Melalui tim sukses Bupati Benhur Lalenoh Sri meminta fee sebanyak 10 persen kepada kontraktor untuk mendapatkan proyek pekerjaan di Kabupaten Talaud.
Pemberian fee itu sebagian dalam bentuk barang mewah.
MA mengabulkan permohonan PK yang diajukan Sri Wahyuni sehingga batal putusan judex facti.
"Kabul permohonan PK Pemohon, batal putusan judex facti kemudian MA mengadili kembali dan menyatakan Pemohon PK terbukti bersalah melakukan tindak pidana korupsi sebagaimana diatur dalam Pasal 12 huruf a UU PTPK," kata Juru Bicara MA Andi Samsan Nganro, saat dihubungi pada 1 September 2020 lalu.
Kekecewaan KPK
KPK menyesalkan putusan yang diberikan oleh MA pada Sri Wahyuni.
Plt Juru Bicara KPK Ali Fikri merasa bahwa putusan MA mengabulkan PK Sri Wahyuni yang menyebabkan hukumannya dipangkas menjadi hanya dua tahun sangat jauh dengan tuntutan jaksa penuntut umum (JPU).
JPU KPK menuntut Sri Wahyuni dengan 7 tahun penjara dan denda Rp 500 juta.
Namun majelis hakim Pengadilan Tipikor Jakarta memvonisnya dengan 4 tahun dan 6 bulan penjara serta denda Rp 600 juta.
Hukuman kembali dipotong menjadi 2 tahun penjara dan denda 209 juta setelah MA mengabulkan PK yang diajukan Sri Wahyuni.
Saat itu, meski menghormati putusan MA, namun KPK khawatir hal itu akan menjadi tren buruk dalam upaya pemberantasan korupsi.
Sebab hukuman 2 tahun penjara lebih ringan dari ancaman pidana yang diatur dalam UU Tindak Pidana Korupsi yakni empat tahun.
"Kami khawatir putusan tersebut menjadi preseden buruk dalam upaya pemberantasan korupsi," Plt Juru Bicara KPK Ali Fikri.
Ditangkap lagi
Setelah menjalani masa tahanan selama 2 tahun, Sri Wahyuni sempat bebas dari Lapas Wanita Tangerang Rabu (28/4/2021) malam.
Namun, KPK kembali menahan Sri Wahyuni karena menjadi tersangka pada kasus dugaan penerimaan gratifikasi proyek infrastruktur di Kabupaten Kepulauan Talaud tahun 2014-2017.
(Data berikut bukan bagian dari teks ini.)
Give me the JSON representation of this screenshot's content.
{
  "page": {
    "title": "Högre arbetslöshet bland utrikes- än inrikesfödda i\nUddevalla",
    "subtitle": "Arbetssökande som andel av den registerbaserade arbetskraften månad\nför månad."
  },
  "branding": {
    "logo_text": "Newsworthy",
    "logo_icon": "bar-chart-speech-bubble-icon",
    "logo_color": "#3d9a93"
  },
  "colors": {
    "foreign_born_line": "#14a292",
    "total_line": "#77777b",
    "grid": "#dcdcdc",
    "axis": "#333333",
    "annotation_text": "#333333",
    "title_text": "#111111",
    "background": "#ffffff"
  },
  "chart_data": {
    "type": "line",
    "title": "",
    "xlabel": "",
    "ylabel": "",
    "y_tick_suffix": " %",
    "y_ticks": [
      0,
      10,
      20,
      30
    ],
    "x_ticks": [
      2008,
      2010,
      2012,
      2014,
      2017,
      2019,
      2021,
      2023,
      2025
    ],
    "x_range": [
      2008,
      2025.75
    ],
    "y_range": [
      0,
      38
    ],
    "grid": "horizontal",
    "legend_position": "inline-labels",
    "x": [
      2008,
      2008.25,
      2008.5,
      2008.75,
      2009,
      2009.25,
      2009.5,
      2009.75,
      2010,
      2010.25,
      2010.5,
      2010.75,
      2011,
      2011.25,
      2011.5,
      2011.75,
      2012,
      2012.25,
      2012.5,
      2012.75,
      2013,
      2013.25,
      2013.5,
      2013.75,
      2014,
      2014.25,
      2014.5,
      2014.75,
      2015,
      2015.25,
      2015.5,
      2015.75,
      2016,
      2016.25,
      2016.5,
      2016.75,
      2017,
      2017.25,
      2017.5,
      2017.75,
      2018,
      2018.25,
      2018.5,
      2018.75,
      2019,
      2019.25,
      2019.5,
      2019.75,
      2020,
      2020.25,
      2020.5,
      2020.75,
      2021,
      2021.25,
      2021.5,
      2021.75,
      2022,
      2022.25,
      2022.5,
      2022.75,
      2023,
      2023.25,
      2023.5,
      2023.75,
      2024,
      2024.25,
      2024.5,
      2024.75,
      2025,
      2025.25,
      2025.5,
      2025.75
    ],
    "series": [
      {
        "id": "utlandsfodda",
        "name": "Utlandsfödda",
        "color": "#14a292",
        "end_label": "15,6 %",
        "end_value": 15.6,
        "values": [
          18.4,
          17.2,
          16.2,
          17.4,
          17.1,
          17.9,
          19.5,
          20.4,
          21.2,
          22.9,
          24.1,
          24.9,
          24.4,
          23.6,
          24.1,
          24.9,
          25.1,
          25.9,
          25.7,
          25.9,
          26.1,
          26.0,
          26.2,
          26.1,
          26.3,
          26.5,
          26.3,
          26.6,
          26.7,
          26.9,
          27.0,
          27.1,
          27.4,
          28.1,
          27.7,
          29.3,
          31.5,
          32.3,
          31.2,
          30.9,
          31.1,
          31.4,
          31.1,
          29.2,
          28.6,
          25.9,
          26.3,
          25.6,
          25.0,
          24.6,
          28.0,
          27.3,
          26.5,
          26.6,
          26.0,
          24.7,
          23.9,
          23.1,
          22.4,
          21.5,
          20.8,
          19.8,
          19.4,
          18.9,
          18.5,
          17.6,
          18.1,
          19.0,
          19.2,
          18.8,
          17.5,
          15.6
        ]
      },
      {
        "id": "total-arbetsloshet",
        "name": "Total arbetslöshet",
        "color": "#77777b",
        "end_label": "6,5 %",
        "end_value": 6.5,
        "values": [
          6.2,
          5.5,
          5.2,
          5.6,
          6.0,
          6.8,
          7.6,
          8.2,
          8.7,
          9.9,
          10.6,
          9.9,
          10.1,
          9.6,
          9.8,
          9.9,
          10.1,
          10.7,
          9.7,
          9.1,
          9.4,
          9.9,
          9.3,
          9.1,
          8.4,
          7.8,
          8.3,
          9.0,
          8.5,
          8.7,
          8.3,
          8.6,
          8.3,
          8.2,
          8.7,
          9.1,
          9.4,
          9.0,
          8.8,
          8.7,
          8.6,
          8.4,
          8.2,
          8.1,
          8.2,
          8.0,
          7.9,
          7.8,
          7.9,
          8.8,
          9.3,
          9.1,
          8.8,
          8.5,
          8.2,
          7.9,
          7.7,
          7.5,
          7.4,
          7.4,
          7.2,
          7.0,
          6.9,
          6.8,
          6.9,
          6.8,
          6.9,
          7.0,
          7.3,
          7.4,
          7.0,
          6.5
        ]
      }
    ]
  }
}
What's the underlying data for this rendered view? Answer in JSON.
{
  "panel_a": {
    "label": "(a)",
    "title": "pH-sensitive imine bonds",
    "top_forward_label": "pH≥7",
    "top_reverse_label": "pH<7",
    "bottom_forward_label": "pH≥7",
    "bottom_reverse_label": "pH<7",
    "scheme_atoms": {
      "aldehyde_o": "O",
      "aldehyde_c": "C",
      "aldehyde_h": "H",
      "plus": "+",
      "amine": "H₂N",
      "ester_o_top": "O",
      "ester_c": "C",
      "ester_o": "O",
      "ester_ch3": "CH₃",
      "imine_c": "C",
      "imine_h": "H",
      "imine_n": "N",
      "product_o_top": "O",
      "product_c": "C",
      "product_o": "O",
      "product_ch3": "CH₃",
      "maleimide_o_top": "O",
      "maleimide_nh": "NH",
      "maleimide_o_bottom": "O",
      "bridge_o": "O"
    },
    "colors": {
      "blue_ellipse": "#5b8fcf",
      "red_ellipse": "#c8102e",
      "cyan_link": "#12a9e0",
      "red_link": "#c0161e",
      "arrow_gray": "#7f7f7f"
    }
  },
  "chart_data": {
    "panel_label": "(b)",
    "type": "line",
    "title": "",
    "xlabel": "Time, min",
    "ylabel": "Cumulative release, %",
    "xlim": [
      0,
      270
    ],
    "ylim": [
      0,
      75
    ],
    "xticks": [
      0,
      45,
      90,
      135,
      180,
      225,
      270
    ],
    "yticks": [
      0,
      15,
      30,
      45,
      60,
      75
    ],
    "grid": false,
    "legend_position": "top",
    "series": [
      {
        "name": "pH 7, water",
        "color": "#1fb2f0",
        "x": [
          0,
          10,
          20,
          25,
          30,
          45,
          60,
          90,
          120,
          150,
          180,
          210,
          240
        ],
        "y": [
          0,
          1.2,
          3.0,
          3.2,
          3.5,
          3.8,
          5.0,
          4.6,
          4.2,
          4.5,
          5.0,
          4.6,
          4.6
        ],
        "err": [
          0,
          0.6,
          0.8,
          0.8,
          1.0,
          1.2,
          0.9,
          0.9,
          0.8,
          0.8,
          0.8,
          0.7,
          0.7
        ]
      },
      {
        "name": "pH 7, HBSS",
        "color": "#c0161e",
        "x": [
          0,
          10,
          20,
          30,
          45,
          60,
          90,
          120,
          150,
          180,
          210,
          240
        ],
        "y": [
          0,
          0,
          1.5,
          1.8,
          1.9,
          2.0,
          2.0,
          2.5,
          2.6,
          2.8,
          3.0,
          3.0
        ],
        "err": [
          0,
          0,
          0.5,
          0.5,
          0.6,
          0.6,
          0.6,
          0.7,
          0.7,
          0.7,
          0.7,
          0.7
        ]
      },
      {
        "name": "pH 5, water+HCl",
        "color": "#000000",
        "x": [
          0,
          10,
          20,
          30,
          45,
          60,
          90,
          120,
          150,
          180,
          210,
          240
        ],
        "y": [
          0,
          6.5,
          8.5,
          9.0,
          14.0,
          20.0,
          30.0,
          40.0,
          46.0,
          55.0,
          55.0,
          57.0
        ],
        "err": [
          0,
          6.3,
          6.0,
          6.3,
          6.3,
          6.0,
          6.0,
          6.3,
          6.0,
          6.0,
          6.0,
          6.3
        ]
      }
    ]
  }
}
Ali Fikri menuturkan, saat ditahan kembali Sri Wahyuni mengalami emosi yang tidak stabil.
Dalam konferensi penetapan tersangka, KPK tidak menampilkan Sri Wahyuni di depan para wartawan.
"Sore hari ini kami tidak bisa menampilkan tersangka, kami sudah berupaya menyampaikan kepada yang bersangkutan, tetapi kemudian setelah akan dilakukan penahanan ini, keadaan emosi yang bersangkutan tidak stabil," terang Ali.